Le Sri Lanka n’a rien demandé. Et voilà ses eaux transformées en zone de guerre. Sa marine a dû secourir des survivants. Ses hôpitaux ont dû soigner des blessés. Ses morgues ont dû recevoir des corps. Colombo est maintenant impliqué malgré lui dans un conflit entre superpuissances.
Deux autres navires iraniens — l’IRIS Bushehr et l’IRIS Lavan — ont ensuite cherché assistance au Sri Lanka et en Inde. La flottille iranienne qui rentrait d’un défilé naval pacifique s’est retrouvée dispersée, un navire coulé, les autres terrifiés. L’océan Indien n’est plus neutre.

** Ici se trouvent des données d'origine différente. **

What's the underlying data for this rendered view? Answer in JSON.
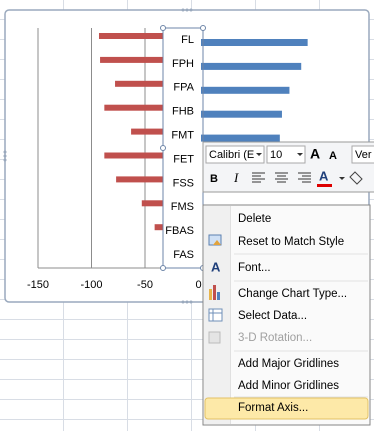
{
  "chart_data": {
    "type": "bar",
    "orientation": "horizontal",
    "categories": [
      "FL",
      "FPH",
      "FPA",
      "FHB",
      "FMT",
      "FET",
      "FSS",
      "FMS",
      "FBAS",
      "FAS"
    ],
    "series": [
      {
        "color": "#c0504d",
        "values": [
          -93,
          -92,
          -78,
          -88,
          -63,
          -88,
          -77,
          -53,
          -41,
          null
        ]
      },
      {
        "color": "#4f81bd",
        "values": [
          102,
          96,
          85,
          78,
          76,
          null,
          null,
          null,
          null,
          null
        ]
      }
    ],
    "xlim": [
      -150,
      150
    ],
    "xticks": [
      -150,
      -100,
      -50,
      0
    ],
    "grid": true
  },
  "mini_toolbar": {
    "font": "Calibri (E",
    "size": "10",
    "style": "Ver",
    "buttons": [
      "A",
      "A",
      "B",
      "I",
      "A"
    ]
  },
  "context_menu": {
    "items": [
      {
        "label": "Delete"
      },
      {
        "label": "Reset to Match Style"
      },
      {
        "label": "Font...",
        "icon": "A"
      },
      {
        "label": "Change Chart Type..."
      },
      {
        "label": "Select Data..."
      },
      {
        "label": "3-D Rotation...",
        "disabled": true
      },
      {
        "label": "Add Major Gridlines"
      },
      {
        "label": "Add Minor Gridlines"
      },
      {
        "label": "Format Axis...",
        "highlighted": true
      }
    ]
  }
}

Le mot trophée et ce qu'il révèle de l'Amérique de Hegseth
Le vocabulaire de la chasse appliqué à la guerre
Pete Hegseth n’est pas n’importe quel secrétaire à la Défense. C’est un ancien présentateur de Fox News. Un vétéran qui voit le monde en termes de victoire et de défaite. Son utilisation du mot trophée n’est pas un lapsus. C’est une vision du monde. Le navire coulé n’est pas un dommage collatéral. C’est un exploit à exhiber.
Dans la rhétorique de Hegseth, les 87 morts sont des pertes ennemies. Les 32 survivants sont des prisonniers potentiels. Les 60 disparus ne sont que des statistiques. Le mot trophée déshumanise l’événement. Il le transforme en spectacle. Et c’est précisément le but.
Il y a des moments où un seul mot dit tout. Trophée. Ce mot dit comment l’Amérique de 2026 perçoit cette guerre. Pas comme une tragédie. Pas comme une nécessité. Comme un sport. Un sport où l’on compte les points. Et le navire coulé est un point de plus au tableau. Les 87 morts ne sont pas au tableau. Ils ne comptent pas dans ce jeu.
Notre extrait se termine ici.